In sommige boeddhistische tradities is de grondoorzaak van onwetendheid en verlangen terug te voeren op een gebeurtenis die bekend staat als de ‘oorspronkelijke onwetendheid’ (mula avidya) of ‘oorspronkelijke onwetendheid’ (adi avidya). Dit verwijst naar de fundamentele misvatting of het verkeerd begrijpen van de ware aard van de werkelijkheid, die ontstaat als gevolg van de verduistering van wijsheid en de invloed van negatieve mentale toestanden zoals gehechtheid, afkeer en waanvoorstellingen.
Volgens de leringen leidt deze oorspronkelijke onwetendheid tot het creëren van karmische patronen, die de cyclus van geboorte en wedergeboorte in stand houden.

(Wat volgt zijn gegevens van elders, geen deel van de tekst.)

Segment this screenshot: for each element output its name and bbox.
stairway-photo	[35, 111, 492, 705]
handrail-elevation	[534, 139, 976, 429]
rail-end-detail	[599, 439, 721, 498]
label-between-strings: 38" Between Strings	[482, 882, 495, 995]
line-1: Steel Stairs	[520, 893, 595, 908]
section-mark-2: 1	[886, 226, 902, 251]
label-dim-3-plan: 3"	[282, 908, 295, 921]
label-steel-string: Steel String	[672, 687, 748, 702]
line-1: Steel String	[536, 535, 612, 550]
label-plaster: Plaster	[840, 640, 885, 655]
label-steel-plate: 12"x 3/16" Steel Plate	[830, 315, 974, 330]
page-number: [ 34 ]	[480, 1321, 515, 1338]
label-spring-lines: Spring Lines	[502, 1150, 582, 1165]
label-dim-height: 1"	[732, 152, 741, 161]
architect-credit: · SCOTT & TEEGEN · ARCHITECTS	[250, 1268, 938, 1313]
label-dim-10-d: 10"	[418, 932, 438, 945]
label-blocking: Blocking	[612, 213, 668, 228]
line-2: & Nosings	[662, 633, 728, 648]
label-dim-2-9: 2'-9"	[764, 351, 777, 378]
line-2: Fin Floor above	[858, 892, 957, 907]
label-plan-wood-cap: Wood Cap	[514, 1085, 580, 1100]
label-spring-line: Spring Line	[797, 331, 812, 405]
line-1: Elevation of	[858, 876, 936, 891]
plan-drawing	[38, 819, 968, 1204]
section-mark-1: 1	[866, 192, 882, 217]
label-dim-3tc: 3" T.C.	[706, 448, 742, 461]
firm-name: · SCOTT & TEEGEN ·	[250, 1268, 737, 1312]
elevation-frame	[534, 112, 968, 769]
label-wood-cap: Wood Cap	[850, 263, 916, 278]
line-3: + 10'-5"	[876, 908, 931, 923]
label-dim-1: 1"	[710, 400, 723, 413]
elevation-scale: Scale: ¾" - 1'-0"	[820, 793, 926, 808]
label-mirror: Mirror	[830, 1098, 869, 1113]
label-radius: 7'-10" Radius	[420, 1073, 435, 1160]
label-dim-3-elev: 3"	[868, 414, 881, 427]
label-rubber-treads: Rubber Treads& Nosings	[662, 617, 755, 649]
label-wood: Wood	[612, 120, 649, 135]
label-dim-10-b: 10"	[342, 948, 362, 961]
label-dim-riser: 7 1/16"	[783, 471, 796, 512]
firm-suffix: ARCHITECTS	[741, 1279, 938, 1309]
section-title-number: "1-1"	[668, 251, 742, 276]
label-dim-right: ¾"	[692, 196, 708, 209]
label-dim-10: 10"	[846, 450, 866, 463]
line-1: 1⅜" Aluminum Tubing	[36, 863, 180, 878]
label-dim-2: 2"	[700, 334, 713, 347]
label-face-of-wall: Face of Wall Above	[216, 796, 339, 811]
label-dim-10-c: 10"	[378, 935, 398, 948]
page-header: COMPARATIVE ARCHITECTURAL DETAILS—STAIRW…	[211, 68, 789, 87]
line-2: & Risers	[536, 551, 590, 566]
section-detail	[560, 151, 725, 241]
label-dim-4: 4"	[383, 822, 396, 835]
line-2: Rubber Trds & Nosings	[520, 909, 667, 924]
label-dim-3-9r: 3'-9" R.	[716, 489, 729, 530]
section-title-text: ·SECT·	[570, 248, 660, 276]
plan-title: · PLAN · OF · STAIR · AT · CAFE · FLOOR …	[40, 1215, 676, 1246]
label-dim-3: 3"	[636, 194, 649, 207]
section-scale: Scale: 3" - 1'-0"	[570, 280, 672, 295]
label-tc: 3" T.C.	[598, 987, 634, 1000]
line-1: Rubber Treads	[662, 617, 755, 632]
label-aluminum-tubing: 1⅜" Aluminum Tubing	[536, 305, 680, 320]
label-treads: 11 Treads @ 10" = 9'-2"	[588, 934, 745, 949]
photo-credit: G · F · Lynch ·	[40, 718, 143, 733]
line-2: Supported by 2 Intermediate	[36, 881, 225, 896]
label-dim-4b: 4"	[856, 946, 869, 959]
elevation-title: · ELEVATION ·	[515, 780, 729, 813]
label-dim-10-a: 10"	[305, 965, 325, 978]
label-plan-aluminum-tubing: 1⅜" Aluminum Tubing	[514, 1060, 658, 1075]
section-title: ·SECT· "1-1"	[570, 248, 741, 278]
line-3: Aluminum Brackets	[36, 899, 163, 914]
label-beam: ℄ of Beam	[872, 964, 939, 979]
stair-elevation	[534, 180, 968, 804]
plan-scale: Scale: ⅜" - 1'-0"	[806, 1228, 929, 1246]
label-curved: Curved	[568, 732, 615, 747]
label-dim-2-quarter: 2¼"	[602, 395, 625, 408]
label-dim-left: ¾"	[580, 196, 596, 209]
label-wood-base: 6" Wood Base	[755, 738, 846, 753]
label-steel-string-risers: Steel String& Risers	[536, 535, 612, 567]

Terwijl wezens handelen en reageren op basis van hun onwetendheid en verlangen, verzamelen ze karmische indrukken of neigingen die hun toekomstige ervaringen vormgeven en hen ertoe brengen geboorte te nemen in verschillende bestaansgebieden.
Samsara wordt gezien als een continu proces van lijden en ontevredenheid, omdat het wordt gekenmerkt door vergankelijkheid, verandering en de inherente beperkingen van het geconditioneerde bestaan. Het doel van de boeddhistische beoefening is het overwinnen van onwetendheid en verlangen, het bereiken van verlichting en het doorbreken van de cyclus van samsara om bevrijding en ultiem geluk te bereiken.